Tony, Scarlett'in tavrından ziyadesiyle rahatsız olmuştu. Kendisi çok doğruymuş da yanlış olan Tony imiş gibi manasız, mesnetsiz ithamlarda bulunması ziyadesiyle saçmaydı. Tony sanki pamuklara sarılı mı büyümüştü? Hiç kötülük görmemiş miydi? Sandracığın yıllarca çektiklerini kim çekmişti? Neden ille de kararmaları gerekiyordu? Bu konuşmanın amacı kendi çamurunu etrafa da bulaştırma arzusundan başka bir şey değildi.

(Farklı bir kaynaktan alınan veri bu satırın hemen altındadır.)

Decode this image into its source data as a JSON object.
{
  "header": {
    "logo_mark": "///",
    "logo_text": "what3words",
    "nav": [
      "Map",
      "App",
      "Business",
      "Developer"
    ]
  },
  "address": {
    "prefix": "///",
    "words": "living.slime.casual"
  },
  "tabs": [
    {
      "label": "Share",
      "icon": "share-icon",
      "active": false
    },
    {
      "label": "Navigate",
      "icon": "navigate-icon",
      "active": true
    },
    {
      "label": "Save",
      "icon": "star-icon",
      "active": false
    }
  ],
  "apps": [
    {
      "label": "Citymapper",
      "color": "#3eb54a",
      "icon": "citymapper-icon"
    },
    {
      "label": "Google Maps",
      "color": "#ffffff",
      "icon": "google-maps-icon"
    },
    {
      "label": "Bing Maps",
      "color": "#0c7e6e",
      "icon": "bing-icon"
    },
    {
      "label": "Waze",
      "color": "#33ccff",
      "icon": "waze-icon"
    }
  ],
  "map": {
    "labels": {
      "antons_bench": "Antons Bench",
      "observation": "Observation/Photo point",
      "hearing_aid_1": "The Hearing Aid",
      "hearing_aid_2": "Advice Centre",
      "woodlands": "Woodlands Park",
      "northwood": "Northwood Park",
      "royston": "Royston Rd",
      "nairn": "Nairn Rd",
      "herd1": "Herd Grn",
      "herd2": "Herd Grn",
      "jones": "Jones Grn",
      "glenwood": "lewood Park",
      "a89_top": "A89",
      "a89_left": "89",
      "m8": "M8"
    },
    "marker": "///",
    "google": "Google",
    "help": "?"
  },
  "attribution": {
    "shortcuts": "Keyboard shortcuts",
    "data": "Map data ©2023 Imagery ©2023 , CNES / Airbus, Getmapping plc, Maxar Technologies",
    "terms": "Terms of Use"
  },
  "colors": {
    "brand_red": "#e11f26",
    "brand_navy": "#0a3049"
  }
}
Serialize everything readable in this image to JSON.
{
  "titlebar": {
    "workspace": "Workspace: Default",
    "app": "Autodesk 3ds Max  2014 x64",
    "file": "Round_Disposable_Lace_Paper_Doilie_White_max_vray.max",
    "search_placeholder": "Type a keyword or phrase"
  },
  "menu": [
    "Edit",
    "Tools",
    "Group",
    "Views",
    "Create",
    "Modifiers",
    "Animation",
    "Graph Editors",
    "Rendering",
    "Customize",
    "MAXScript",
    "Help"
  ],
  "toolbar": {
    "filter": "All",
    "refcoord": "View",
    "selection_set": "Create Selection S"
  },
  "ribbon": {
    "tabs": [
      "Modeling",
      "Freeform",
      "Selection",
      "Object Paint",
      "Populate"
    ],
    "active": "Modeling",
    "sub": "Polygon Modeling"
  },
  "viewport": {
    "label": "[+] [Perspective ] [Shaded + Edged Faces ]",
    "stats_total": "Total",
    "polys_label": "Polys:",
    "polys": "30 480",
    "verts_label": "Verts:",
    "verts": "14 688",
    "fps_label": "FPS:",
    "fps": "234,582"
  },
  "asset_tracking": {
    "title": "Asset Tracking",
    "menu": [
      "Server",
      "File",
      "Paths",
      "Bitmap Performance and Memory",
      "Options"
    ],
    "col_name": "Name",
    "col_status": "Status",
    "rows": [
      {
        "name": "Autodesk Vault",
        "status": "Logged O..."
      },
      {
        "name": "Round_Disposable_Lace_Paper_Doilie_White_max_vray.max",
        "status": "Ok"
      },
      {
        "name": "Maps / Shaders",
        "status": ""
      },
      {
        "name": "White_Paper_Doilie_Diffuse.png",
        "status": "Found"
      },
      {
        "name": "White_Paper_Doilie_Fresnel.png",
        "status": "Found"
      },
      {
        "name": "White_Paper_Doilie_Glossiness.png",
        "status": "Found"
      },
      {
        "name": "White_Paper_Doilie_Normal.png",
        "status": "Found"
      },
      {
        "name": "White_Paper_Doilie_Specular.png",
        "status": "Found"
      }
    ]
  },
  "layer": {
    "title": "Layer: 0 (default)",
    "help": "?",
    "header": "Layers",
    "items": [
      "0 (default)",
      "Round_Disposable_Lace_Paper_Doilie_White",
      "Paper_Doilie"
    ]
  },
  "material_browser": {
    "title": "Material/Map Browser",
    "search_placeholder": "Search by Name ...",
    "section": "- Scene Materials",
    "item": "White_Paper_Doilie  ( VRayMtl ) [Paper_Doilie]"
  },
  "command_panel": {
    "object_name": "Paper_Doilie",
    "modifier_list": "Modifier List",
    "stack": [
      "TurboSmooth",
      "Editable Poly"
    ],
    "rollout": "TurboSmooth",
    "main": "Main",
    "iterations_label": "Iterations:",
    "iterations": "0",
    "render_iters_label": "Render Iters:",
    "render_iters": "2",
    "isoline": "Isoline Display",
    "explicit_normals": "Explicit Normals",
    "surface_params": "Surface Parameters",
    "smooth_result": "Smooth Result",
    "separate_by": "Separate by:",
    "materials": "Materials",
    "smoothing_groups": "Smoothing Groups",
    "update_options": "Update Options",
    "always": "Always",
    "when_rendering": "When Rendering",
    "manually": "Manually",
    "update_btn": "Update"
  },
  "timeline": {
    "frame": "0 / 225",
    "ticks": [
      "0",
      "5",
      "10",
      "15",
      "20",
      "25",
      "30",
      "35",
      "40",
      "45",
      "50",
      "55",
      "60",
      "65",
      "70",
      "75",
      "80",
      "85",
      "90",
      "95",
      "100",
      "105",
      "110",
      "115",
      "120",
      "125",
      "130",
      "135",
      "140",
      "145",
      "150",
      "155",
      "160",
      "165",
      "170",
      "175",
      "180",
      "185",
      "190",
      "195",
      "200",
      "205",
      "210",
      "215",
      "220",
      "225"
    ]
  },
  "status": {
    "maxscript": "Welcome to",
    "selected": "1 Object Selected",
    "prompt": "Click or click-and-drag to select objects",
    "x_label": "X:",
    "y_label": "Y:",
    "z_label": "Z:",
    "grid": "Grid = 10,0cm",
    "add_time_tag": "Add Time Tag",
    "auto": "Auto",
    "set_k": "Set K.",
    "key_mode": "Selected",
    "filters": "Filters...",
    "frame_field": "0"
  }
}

Sadece doktorun, hiç tanımadığı bir adamın sözüyle kadını itham etmese bile onu uzun zamandır tanıyordu ve Niki de aynı şeyi söylüyordu. Scarlett zavallı hasta bir kıza zarar vermekten çekinmeyecek kadar karanlık ruhlu bir kadındı.. Belki geçmişi ve yaşamak zorunda kaldığı hayat yüzünden bazı huyları mazur görülebilirdi ama Tony böyle bir kadını etrafında istemiyordu. Tek başına olsa bile artık hiç istemiyordu ki düşünmek zorunda olduğu insanlar da vardı. Alexandra ve Arthur, teyzesi Lady Hayes, artık aileden biri olan Wellingstone Dükü.. Niki ve Elena.. Scarlett hepsine zarar verirdi ve Tony bunu kabul edemezdi.Simpson tahmin ettiği gibi üst katta, kızların odasını görecek şekilde kapısı açık olarak oturuyordu. Tony girerken kapıyı kapattı ve alçak sesle konuşmaya başladılar.
- Londra'ya gitmelisin, Scarlett sorun çıkarıyor..

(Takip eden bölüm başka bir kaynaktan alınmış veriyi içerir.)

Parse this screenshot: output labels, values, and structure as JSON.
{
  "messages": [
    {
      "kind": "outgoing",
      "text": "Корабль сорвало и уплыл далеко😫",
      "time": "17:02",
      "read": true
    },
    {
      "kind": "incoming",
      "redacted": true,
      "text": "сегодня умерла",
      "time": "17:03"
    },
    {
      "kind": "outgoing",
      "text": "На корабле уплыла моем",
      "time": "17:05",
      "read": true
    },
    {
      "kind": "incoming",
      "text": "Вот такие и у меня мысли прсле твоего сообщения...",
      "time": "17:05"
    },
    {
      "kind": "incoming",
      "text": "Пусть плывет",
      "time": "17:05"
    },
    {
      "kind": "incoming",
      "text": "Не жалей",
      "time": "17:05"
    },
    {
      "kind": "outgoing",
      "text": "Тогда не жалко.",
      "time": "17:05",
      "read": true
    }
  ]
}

- O kadını tanıyorum. Sorun onun asıl adı zaten..
- Kesinlikle.. Lord Bourne için bir not yazacağım, iletmen gerek.. Scarlett bilmemeli..

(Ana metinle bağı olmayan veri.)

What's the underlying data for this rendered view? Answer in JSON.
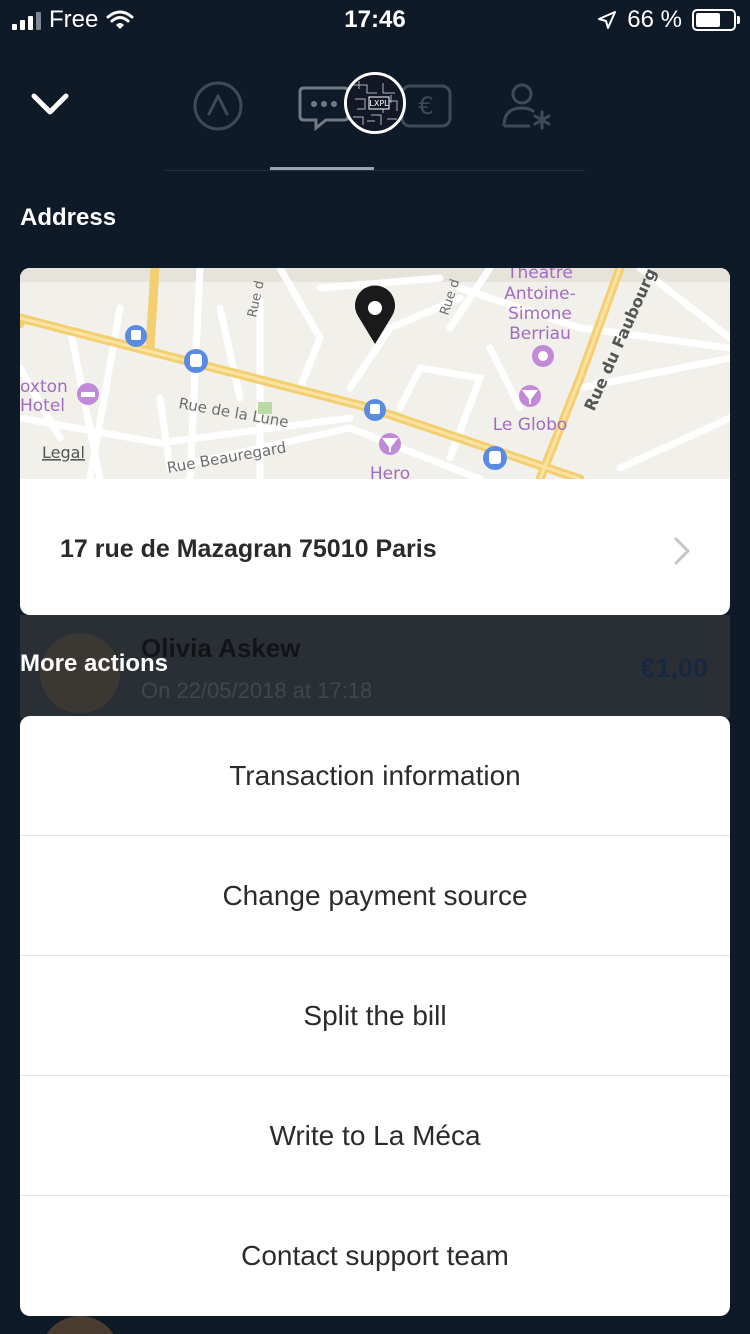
{
  "status_bar": {
    "carrier": "Free",
    "time": "17:46",
    "battery": "66 %",
    "battery_level": 0.66
  },
  "header": {
    "tabs": [
      "activity-icon",
      "chat-icon",
      "euro-icon",
      "user-settings-icon"
    ],
    "merchant_logo": "merchant-avatar"
  },
  "address_section": {
    "title": "Address",
    "map_labels": {
      "theatre": "Theatre Antoine-Simone Berriau",
      "theatre_l1": "Theatre",
      "theatre_l2": "Antoine-",
      "theatre_l3": "Simone",
      "theatre_l4": "Berriau",
      "hotel_l1": "oxton",
      "hotel_l2": "Hotel",
      "street_lune": "Rue de la Lune",
      "street_beauregard": "Rue Beauregard",
      "street_faubourg": "Rue du Faubourg",
      "street_d1": "Rue d",
      "street_d2": "Rue d",
      "bar_globo": "Le Globo",
      "bar_hero": "Hero",
      "legal": "Legal"
    },
    "address": "17 rue de Mazagran 75010 Paris"
  },
  "transaction_preview": {
    "name": "Olivia Askew",
    "date": "On 22/05/2018 at 17:18",
    "amount": "€1,00"
  },
  "more_actions": {
    "title": "More actions",
    "items": [
      "Transaction information",
      "Change payment source",
      "Split the bill",
      "Write to La Méca",
      "Contact support team"
    ]
  },
  "colors": {
    "background": "#0f1a29",
    "card": "#ffffff",
    "map_road": "#fbd46a",
    "poi_purple": "#c08ad8",
    "transit_blue": "#5b8be0"
  }
}
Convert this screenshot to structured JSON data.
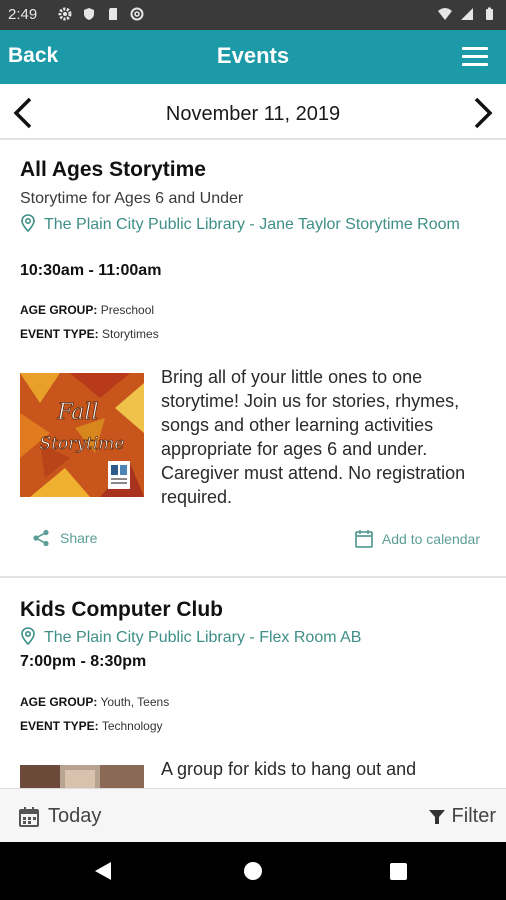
{
  "status_bar": {
    "time": "2:49",
    "left_icons": [
      "gear-icon",
      "shield-icon",
      "sd-card-icon",
      "circle-at-icon"
    ],
    "right_icons": [
      "wifi-icon",
      "signal-icon",
      "battery-icon"
    ]
  },
  "app_bar": {
    "back_label": "Back",
    "title": "Events",
    "menu_icon": "hamburger-menu-icon",
    "color": "#1c9aa7"
  },
  "date_nav": {
    "date": "November 11, 2019",
    "prev_icon": "chevron-left-icon",
    "next_icon": "chevron-right-icon"
  },
  "events": [
    {
      "title": "All Ages Storytime",
      "subtitle": "Storytime for Ages 6 and Under",
      "location": "The Plain City Public Library - Jane Taylor Storytime Room",
      "time": "10:30am - 11:00am",
      "age_group_label": "AGE GROUP:",
      "age_group": "Preschool",
      "event_type_label": "EVENT TYPE:",
      "event_type": "Storytimes",
      "image_text_1": "Fall",
      "image_text_2": "Storytime",
      "description": "Bring all of your little ones to one storytime! Join us for stories, rhymes, songs and other learning activities appropriate for ages 6 and under. Caregiver must attend. No registration required.",
      "share_label": "Share",
      "add_calendar_label": "Add to calendar"
    },
    {
      "title": "Kids Computer Club",
      "location": "The Plain City Public Library - Flex Room AB",
      "time": "7:00pm - 8:30pm",
      "age_group_label": "AGE GROUP:",
      "age_group": "Youth, Teens",
      "event_type_label": "EVENT TYPE:",
      "event_type": "Technology",
      "description": "A group for kids to hang out and"
    }
  ],
  "bottom_bar": {
    "today_label": "Today",
    "filter_label": "Filter"
  },
  "colors": {
    "accent": "#1c9aa7",
    "link": "#3e8f87",
    "action": "#5c9e97"
  }
}
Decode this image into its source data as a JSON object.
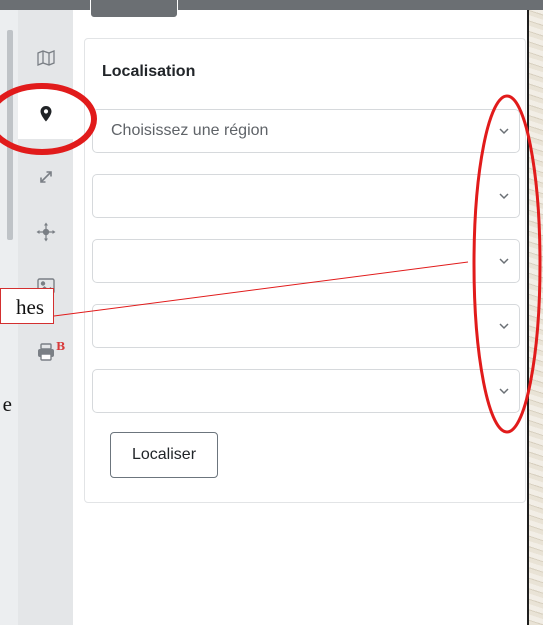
{
  "panel": {
    "title": "Localisation",
    "selects": [
      {
        "value": "",
        "placeholder": "Choisissez une région"
      },
      {
        "value": "",
        "placeholder": ""
      },
      {
        "value": "",
        "placeholder": ""
      },
      {
        "value": "",
        "placeholder": ""
      },
      {
        "value": "",
        "placeholder": ""
      }
    ],
    "submit_label": "Localiser"
  },
  "icon_bar": {
    "items": [
      {
        "icon": "map-icon"
      },
      {
        "icon": "location-pin-icon",
        "active": true
      },
      {
        "icon": "expand-arrows-icon"
      },
      {
        "icon": "move-crosshair-icon"
      },
      {
        "icon": "image-icon"
      },
      {
        "icon": "print-icon",
        "badge": "B"
      }
    ]
  },
  "annotation": {
    "callout_text": "hes",
    "fragment_text": "e",
    "color": "#d32f2f"
  }
}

Yüzbaşı, çantasından aceleyle kağıt ve yazı takımı çıkarttı.. Tony hızla yazdığı notu katlayıp mühürledi ve Simpson'a teslim etti.
- Dikkatli ol, görüşürüz..
- Tamam. Siz de dikkatli olun Lordum..
.............
Scarlett, koridorun boş olmasını fırsat bilip kızların odasından önce kendininkine gitti. Tony'nin verdiği kavanozu dikkatle açıp kokladı.. İlaçlardan çok anlamazdı ama zehirleri iyi bilirdi. Nitekim çantasından çıkardığı küçük bir tüpün içindeki siyah sıvı bu zamana kadar çok işine yaramıştı..
Birkaç damlasıyla bir boğayı devirebilecek kadar güçlü bu zehir birçok hedefinin sonunu getirmiş, Scarlett'in defalarca hayatını kurtarmıştı. Küçük farenin ilacına karıştıracağı çok az bir miktar, kızın günler içinde yavaş yavaş zehirlenip ölmesi için yeterli olurdu. Zaten diğer türlü de iyileşeceği yoktu, büyüdüğü yetimhanede böylelerini defalarca görmüştü.. Kendisi sadece kaçınılmaz olana ufak bir katkı yapacaktı. Doktor Smith'e güvenmiyordu, kızı kurtarmayı deneyeceğini biliyordu. Ama ölümünü gereksiz yere geciktirmesine izin veremezdi..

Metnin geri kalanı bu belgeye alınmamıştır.